Inflammation can augment dramatically the sensitivity of nociceptive sensory neurons. In some cases, the actions of inflammatory mediators are fairly well understood; however, there are signalling pathways for which we have very little knowledge. Such a pathway is the one in which the activating ligand is sphingosine 1- phosphate (S1P). Upon activation, S1P is released from a variety of immuno-competent cells and appears to play an important role in their chemotaxis and migration. S1 P is the endogenous ligand for a family of G protein-coupled receptors originally named EDG receptors (endothelial differentiation gene) and are now known as the S1 P receptor family (S1 PRJ. Our understanding of the role of S1 P in the onset and regulation of the inflammatory response is very limited, even in model systems. In our work on NGF, we discovered that externally applied S1 P significantly increased neuronal excitability and that these neurons expressed the mRNA for S1 PRs. Because of the emerging importance of S1 P in the onset of inflammation, this raises the question whether S1 P is an important primary messenger communicating between inflammatory cells and sensory neurons. To answer this question, three SAs are proposed: SA1 will establish which S1 PRs are expressed in sensory neurons and whether these receptors co-localize with specific defined populations of sensory neurons. SA2 will determine, using patch-clamp recording, which specific membrane currents are modulated by S1 P and how these changes lead to enhanced neuronal firing. S1 PRs involved in this sensitization will be determined by single-cell RT-PCR analysis and siRNA to knock-down the expression of specific receptors. SA3 in collaboration with Dr. Jun-Ming Zhang, will determine the capacity of S1 P to affect nociceptive behaviors in rats wherein S1 P is perfused directly onto the L5 DRG. Results from such studies will provide an important understanding of the potential communication between the immune and neuronal systems and lead to interventions that reduce the enhanced pain associated with inflammation.

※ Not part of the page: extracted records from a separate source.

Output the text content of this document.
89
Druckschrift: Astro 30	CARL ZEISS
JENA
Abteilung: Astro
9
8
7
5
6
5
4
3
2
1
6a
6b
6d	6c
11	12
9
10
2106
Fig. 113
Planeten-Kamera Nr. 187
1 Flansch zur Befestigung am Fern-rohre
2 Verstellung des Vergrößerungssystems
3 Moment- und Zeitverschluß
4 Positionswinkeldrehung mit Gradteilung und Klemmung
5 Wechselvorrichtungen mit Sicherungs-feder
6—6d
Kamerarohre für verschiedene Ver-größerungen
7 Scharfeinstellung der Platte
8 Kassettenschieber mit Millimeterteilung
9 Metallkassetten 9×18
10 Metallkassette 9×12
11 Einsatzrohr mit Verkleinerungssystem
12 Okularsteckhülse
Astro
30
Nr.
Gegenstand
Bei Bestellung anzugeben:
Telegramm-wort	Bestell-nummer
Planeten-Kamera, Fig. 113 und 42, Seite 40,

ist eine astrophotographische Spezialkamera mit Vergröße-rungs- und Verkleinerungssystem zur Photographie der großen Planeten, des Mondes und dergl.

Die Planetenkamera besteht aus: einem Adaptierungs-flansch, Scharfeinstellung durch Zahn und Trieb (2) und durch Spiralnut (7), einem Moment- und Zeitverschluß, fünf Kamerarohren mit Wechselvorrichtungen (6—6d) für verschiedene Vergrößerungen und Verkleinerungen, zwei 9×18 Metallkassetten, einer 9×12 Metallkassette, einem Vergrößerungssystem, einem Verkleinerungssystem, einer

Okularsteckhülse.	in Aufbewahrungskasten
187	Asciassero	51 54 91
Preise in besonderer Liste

炎症可显著增加伤害性感觉神经元的敏感性。在某些情况下，炎症介质的作用是相当好的理解;然而，有信号通路，我们有很少的知识。这种途径是其中活化配体是1-磷酸鞘氨醇（S1 P）的途径。激活后，S1 P从多种免疫活性细胞中释放，并在其趋化性和迁移中发挥重要作用。SlP是最初称为EDG受体（内皮分化基因）的G蛋白偶联受体家族的内源性配体，现在称为SlP受体家族（SlPRJ）。即使在模型系统中，我们对S1 P在炎症反应的发生和调节中的作用的理解也非常有限。在我们对NGF的研究中，我们发现外部应用S1 P显著增加神经元的兴奋性，并且这些神经元表达S1 PR的mRNA。由于S1 P在炎症发作中的重要性，这提出了S1 P是否是炎症细胞和感觉神经元之间通信的重要初级信使的问题。为了回答这个问题，提出了三个SA：SA 1将确定哪些S1 PR在感觉神经元中表达，以及这些受体是否与特定的感觉神经元群体共定位。SA 2将使用膜片钳记录来确定哪些特定的膜电流被S1 P调节以及这些变化如何导致增强的神经元放电。通过单细胞RT-PCR分析和siRNA敲低特异性受体的表达来确定参与这种致敏的S1 PR。SA 3与Jun-Ming Zhang博士合作，将确定S1 P影响大鼠伤害感受行为的能力，其中S1 P直接灌注到L5 DRG上。这些研究的结果将为免疫和神经系统之间的潜在沟通提供重要的理解，并导致减少与炎症相关的疼痛增强的干预措施。